Le samedi était alors dit «samedi anglais» et certains recevaient leur paye hebdomadaire qui servait alors à préparer une fin de semaine de fête. Avec plus de sécurité nocturne, plus d’électricité à partager et des moyens d’animation soudain plus performants (apparition de baffles et surtout de la HI/FI), les bars dancing se sont multipliés, changeant soudain le climat nocturne jusque-là régi par les fonctionnaires dans un climat de paix sociale baignée de rumba congolaise surtout.
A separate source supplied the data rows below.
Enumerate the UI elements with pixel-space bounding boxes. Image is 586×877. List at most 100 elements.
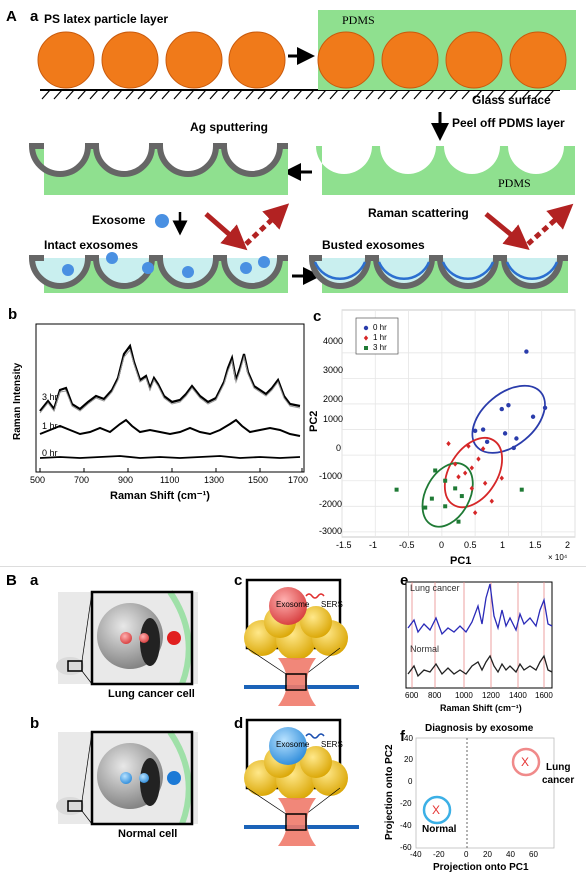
pca-point-0hr [542, 405, 548, 410]
f-xtick-0: 0 [464, 850, 469, 859]
f-normal-label: Normal [422, 824, 457, 835]
f-ylabel: Projection onto PC2 [384, 744, 395, 840]
pca-point-1hr [489, 498, 494, 504]
pca-ellipses [421, 384, 546, 528]
pca-point-3hr [459, 494, 464, 499]
pca-ytick-neg1000: -1000 [319, 471, 343, 481]
pca-ytick-1000: 1000 [323, 414, 344, 424]
lung-cancer-cell-illustration [56, 590, 198, 686]
f-xtick-60: 60 [529, 850, 538, 859]
f-ytick-neg60: -60 [400, 843, 412, 852]
pca-point-0hr [480, 427, 486, 432]
pca-point-1hr [480, 446, 486, 452]
pca-legend [355, 317, 399, 355]
pca-point-3hr [519, 487, 524, 492]
pca-point-0hr [484, 439, 490, 445]
subpanel-label-Bd: d [234, 715, 244, 732]
pca-point-3hr [429, 496, 434, 501]
pca-point-1hr [456, 474, 461, 480]
e-xtick-1200: 1200 [482, 691, 500, 700]
spectrum-lung-cancer [407, 583, 553, 636]
busted-exosome-film [313, 261, 559, 280]
peel-off-label: Peel off PDMS layer [452, 116, 565, 130]
spectrum-0hr [39, 455, 301, 459]
legend-3hr: 3 hr [373, 343, 387, 352]
pca-point-3hr [453, 486, 458, 491]
f-ytick-neg40: -40 [400, 821, 412, 830]
pdms-cavities-block [316, 146, 575, 195]
normal-cell-label: Normal cell [118, 828, 178, 840]
trace-label-1hr: 1 hr [42, 421, 58, 431]
panel-a-fabrication-diagram [28, 10, 576, 293]
pca-ytick-2000: 2000 [323, 394, 344, 404]
raman-spectra-chart [35, 323, 305, 473]
intact-exosomes-label: Intact exosomes [44, 238, 139, 252]
glass-surface-label: Glass surface [472, 93, 551, 107]
lung-cancer-marker-ring [511, 747, 541, 777]
f-xlabel: Projection onto PC1 [433, 862, 529, 873]
spectra-xlabel: Raman Shift (cm⁻¹) [110, 490, 210, 502]
glass-hatch [41, 89, 555, 100]
normal-cell-illustration [56, 730, 198, 826]
pca-ellipse-1 [443, 437, 503, 509]
pca-point-0hr [502, 431, 508, 436]
pca-ytick-0: 0 [336, 443, 342, 453]
f-ytick-0: 0 [408, 777, 413, 786]
panel-label-A: A [6, 8, 17, 25]
f-lung-label-2: cancer [542, 775, 575, 786]
pca-point-1hr [476, 456, 481, 462]
pca-point-0hr [530, 414, 536, 419]
exosome-label-c: Exosome [276, 600, 310, 609]
raman-scattering-label: Raman scattering [368, 206, 469, 220]
pca-scatter-chart [341, 309, 576, 538]
ps-layer-label: PS latex particle layer [44, 12, 169, 26]
trace-label-0hr: 0 hr [42, 448, 58, 458]
scatter-out-arrow-1 [244, 203, 290, 246]
pca-point-0hr [499, 406, 504, 412]
e-xtick-800: 800 [428, 691, 442, 700]
spectrum-1hr [39, 418, 301, 437]
spectra-xtick-1300: 1300 [204, 475, 225, 485]
pca-point-3hr [443, 478, 448, 483]
f-ytick-neg20: -20 [400, 799, 412, 808]
pca-point-3hr [423, 505, 428, 510]
pca-point-0hr [506, 403, 511, 408]
section-divider [0, 566, 586, 567]
subpanel-label-c: c [313, 308, 322, 325]
panel-e-spectra [405, 581, 553, 689]
spectra-frame [35, 323, 305, 473]
spectra-ylabel: Raman Intensity [12, 362, 23, 440]
subpanel-label-b: b [8, 306, 18, 323]
pca-x-exponent: × 10⁴ [548, 553, 568, 562]
spectra-xtick-1100: 1100 [160, 475, 180, 485]
subpanel-label-Ba: a [30, 572, 39, 589]
exosome-legend-dot [155, 214, 169, 228]
f-xtick-neg40: -40 [410, 850, 422, 859]
f-title: Diagnosis by exosome [425, 723, 534, 734]
spectrum-3hr [39, 343, 301, 412]
sers-red-exosome-illustration [244, 578, 359, 706]
f-xtick-20: 20 [483, 850, 492, 859]
pca-legend-box [355, 317, 399, 355]
legend-marker-1hr [363, 335, 369, 341]
panel-f-diagnosis-plot [415, 737, 555, 849]
subpanel-label-Bf: f [400, 728, 405, 745]
pca-point-0hr [524, 349, 529, 354]
pca-ytick-4000: 4000 [323, 336, 344, 346]
exosome-label: Exosome [92, 213, 146, 227]
e-xtick-1600: 1600 [535, 691, 553, 700]
sers-label-c: SERS [321, 600, 343, 609]
trace-label-3hr: 3 hr [42, 392, 58, 402]
e-xlabel: Raman Shift (cm⁻¹) [440, 703, 522, 713]
pca-xlabel: PC1 [450, 555, 472, 567]
e-lung-cancer-label: Lung cancer [410, 583, 460, 593]
pca-xtick-neg1: -1 [369, 540, 378, 550]
spectra-xticks [39, 468, 303, 472]
legend-0hr: 0 hr [373, 323, 387, 332]
pca-ylabel: PC2 [308, 410, 320, 432]
sers-label-d: SERS [321, 740, 343, 749]
busted-exosomes-label: Busted exosomes [322, 238, 425, 252]
pca-point-0hr [514, 436, 519, 441]
panel-B-illustrations [56, 578, 555, 849]
ps-particle-row [37, 31, 286, 89]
C’était un changement notoire, au-delà des bars ancestraux tels que le très antédiluvien «Peuple bar». Situé entre le Camp Yeyap et le futur Camp sic de Messa, il était le premier arrêt des fonctionnaires revenant du travail, et le dernier avant d’aller fouetter leurs gamins et gronder leurs épouses ! Là déjà, on dansait sur tourne-disque jusqu’à ce que l’on ne puisse plus distinguer la musique des pas sur le ciment et des rires que deux verres de bière pouvaient déjà susciter. En effet, on se partageait une 33 à deux, et même trois. Seul Mvoundi «sans menton», le gardien de la Pharmacie centrale pouvait avaler plus d’un verre à lui seul, car au rythme de la musique nigériane qui vantait la candidature de Namdi Azikiwe à l’élection présidentielle, notre home était le seul capable de twerker en public. Il n’était excusable que parce qu’il était saoul. Une chose que très peu de gens laissaient voir !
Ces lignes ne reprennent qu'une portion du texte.